Kenaikan harga ini memukul penjualan. Heni mengaku bahwa dalam sehari, biasanya ia mampu menjual dua kuintal beras, namun kini hanya satu kuintal pun sudah sulit tercapai. Selain itu, pasokan dari distributor juga menurun. Cuaca buruk yang terjadi beberapa waktu terakhir diduga menjadi penyebab utama menurunnya pasokan beras dari daerah produsen.
“Mungkin nanti banyak beras dari sisa resepsi (pernikahan) dijual ke pasar. Tapi tetap saja harganya tinggi, padahal biasanya itu jenis beras paling murah,” tambahnya.
Kondisi ini dirasakan langsung oleh masyarakat. Nur Fitria, warga Magetan, mengungkapkan bahwa dirinya terpaksa mengurangi pembelian beras karena harga yang terus naik. Ia biasa membeli 10 kilogram beras untuk kebutuhan keluarganya, namun kini hanya mampu membeli 5 kilogram.

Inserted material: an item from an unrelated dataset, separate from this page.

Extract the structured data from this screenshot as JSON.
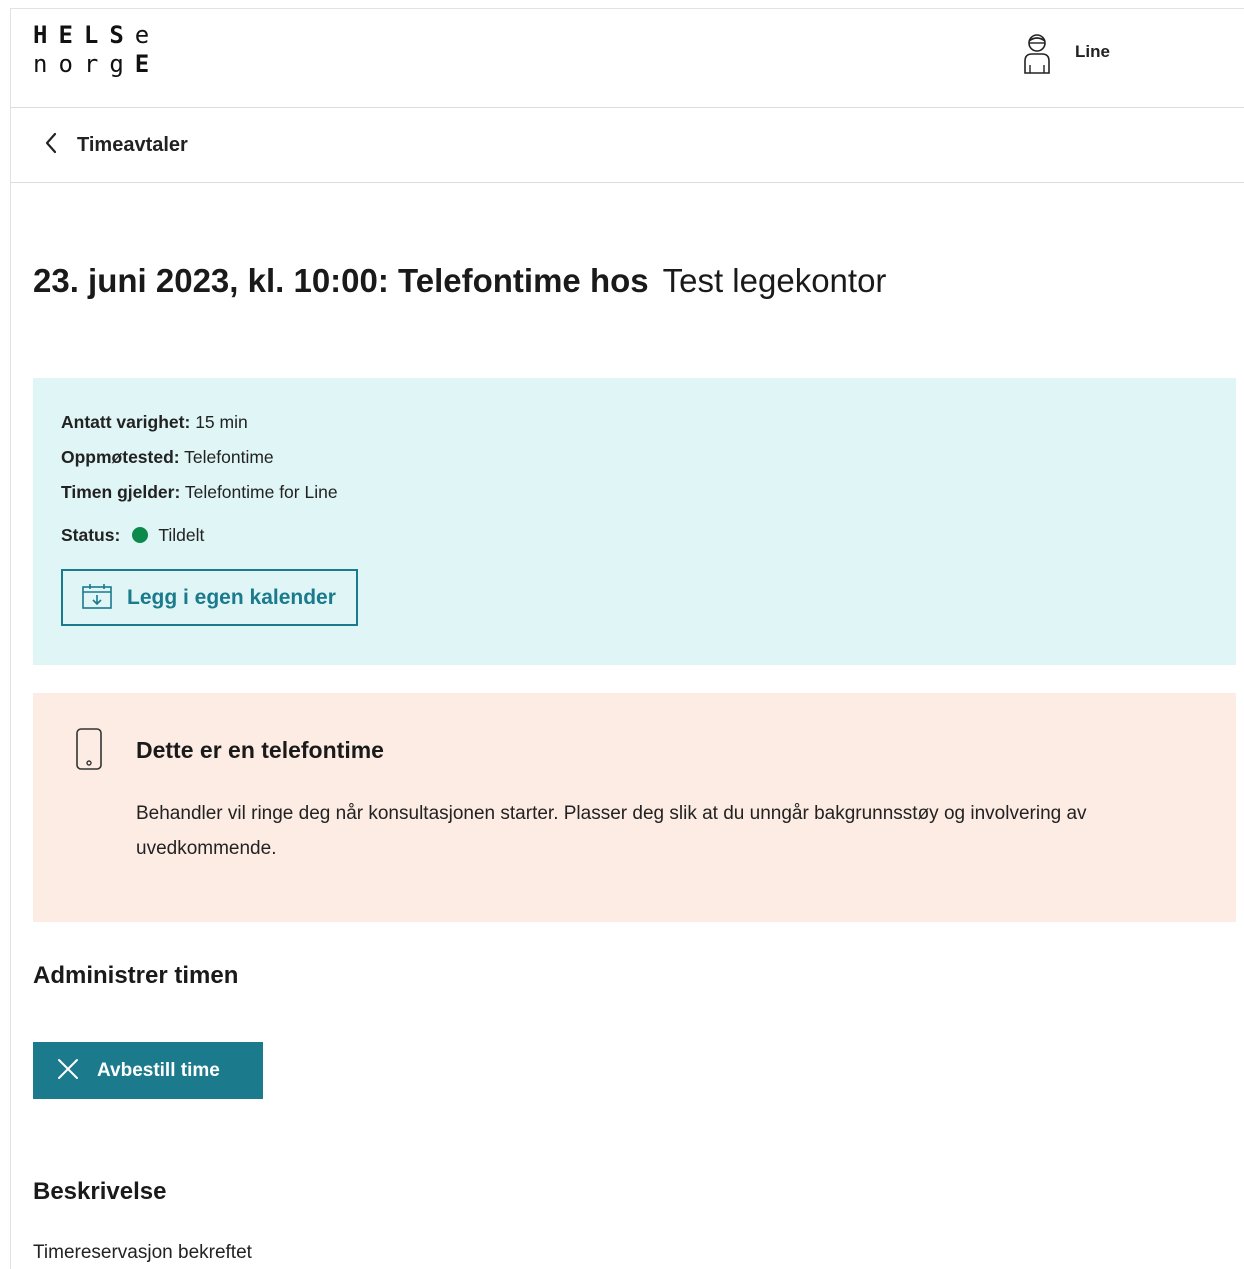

“Dulu masih ada beras SPHP, harganya lebih terjangkau. Tapi sudah kosong sejak tiga bulan lalu. Sekarang beli beras medium, tapi karena mahal, harus dikurangi agar uangnya cukup untuk kebutuhan dapur yang lain,” jelasnya.
Sementara itu, sejumlah petani di Magetan yang sedang memasuki masa panen raya mengaku sedikit lega karena harga gabah di tingkat petani cukup tinggi. Saat ini, harga gabah basah mencapai Rp6.800/kg, sedangkan gabah kering giling (GKG) mencapai Rp7.800/kg.
Namun sayangnya, hasil panen tidak maksimal. Banyak petani mengeluhkan kerusakan pada tanaman padi yang menyebabkan bulir gabah gagal tumbuh secara optimal.
“Terpaksa dipanen sekarang, meskipun usia tanam belum cukup. Kalau dibiarkan malah lapuk dan jatuh ke tanah. Kami ambil yang tersisa saja di ujung-ujung bulir,” kata Misdi (70), petani asal Desa Pragak.
Misdi menyebut tanaman padinya terserang penyakit “potong leher”, yakni serangan jamur yang menyebabkan bulir padi mengering dan rontok sebelum waktunya. Serangan ini diduga dipicu oleh cuaca ekstrem berupa hujan berturut-turut selama 11 hari terakhir, yang menciptakan kondisi lembap di area persawahan.
“Kami tidak menyangka bisa gagal panen seperti ini. Sudah dirawat maksimal, tetap saja kalah sama penyakit,” ujar Kadimun, petani lainnya.